To write objects to a file in binary format, we'll need to perform the following steps:

  1. We'll need to #include <fstream> at the top of the file since that header file contains the classes and member function prototypes we'll need.
  2. We'll be using the ofstream class to read the input, which is part of the standard namespace. So we'll need an appropriate using statement or we'll need to fully qualify the class name when we use it.
  3. Declare an ofstream file stream object and open it for output just like you would for a text file.
  4. Call the write() member function of the ofstream object to write the objects to the file.
  5. Close the ofstream object when we're done writing the output.

When you're writing output, you typically know exactly how many objects you want to write, so there's no reason that you can't do so all at once.

The write() Member Function

Here's the prototype for the write() member function of the ofstream class:

ostream& write(const char* s, streamsize n);

We can use this member function to write student data in one of two ways.

Method 1: Write a Series of Student Objects

We can write only the Student objects that are filled with valid data:

void Course::write_student_data(const string& file_name)
{
    ofstream out_file;
        
    // Open the output file and test for failure.
    out_file.open(file_name);
    if (!out_file)
    {
        cerr << "Error - unable to open output file " << file_name << endl;
        exit(1);
    }
        
    // Write out just the Student objects in the array that contain valid data.
    out_file.write((const char*) class_list, sizeof(Student) * num_students);
        
    out_file.close();
}

When we pass the array name class_list to a function, it is automatically converted to a pointer to the first element of the array. We do have to type cast that pointer to the data type expected by the write() function (const char*).

The output file created via this member function would need to be read using Method 1 for reading input as previously described.

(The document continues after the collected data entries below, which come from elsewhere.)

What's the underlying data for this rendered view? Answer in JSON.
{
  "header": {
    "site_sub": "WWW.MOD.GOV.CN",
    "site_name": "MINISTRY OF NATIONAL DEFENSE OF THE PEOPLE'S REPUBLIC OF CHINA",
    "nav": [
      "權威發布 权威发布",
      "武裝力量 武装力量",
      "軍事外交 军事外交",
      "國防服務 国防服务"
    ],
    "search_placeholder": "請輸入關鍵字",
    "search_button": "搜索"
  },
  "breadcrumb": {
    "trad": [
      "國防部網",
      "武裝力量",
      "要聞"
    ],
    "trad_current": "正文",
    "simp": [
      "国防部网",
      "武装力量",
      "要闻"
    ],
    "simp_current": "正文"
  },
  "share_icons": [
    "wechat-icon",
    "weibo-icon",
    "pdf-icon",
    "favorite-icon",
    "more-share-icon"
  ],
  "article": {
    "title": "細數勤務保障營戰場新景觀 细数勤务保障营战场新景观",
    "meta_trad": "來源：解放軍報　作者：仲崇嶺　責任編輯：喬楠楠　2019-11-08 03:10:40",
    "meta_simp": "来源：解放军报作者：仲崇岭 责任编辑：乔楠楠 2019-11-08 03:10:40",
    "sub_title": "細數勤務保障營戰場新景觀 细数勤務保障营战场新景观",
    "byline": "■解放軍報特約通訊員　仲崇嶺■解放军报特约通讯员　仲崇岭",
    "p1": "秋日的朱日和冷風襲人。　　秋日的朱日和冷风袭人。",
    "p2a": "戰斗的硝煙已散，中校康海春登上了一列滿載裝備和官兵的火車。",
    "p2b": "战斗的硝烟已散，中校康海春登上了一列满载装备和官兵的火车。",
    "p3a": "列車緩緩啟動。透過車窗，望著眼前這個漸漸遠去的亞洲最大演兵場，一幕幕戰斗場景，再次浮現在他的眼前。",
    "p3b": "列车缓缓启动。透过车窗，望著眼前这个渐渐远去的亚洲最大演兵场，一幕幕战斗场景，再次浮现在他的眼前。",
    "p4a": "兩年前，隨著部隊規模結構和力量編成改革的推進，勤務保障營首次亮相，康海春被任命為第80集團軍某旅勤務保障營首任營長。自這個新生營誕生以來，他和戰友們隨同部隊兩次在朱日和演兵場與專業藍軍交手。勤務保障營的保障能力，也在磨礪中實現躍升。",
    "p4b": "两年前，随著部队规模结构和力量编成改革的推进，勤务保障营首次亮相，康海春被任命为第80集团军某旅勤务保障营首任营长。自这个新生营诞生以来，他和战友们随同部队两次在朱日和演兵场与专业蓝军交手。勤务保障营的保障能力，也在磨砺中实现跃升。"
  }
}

Method 2: Write an Entire Course Object

We could also simply write an entire Course object:

void Course::write_student_data(const string& file_name)
{
    ofstream out_file;

    // Open the output file and test for failure.
    out_file.open(file_name);
    if (!out_file)
    {
        cerr << "Error - unable to open output file " << file_name << endl;
        exit(1);
    }

    // Write an entire Course object worth of bytes to the output file.
    out_file.write((const char*) this, sizeof(Course));
    
    out_file.close();
}

The output file created via this member function would need to be read using Method 2 for reading input as previously described.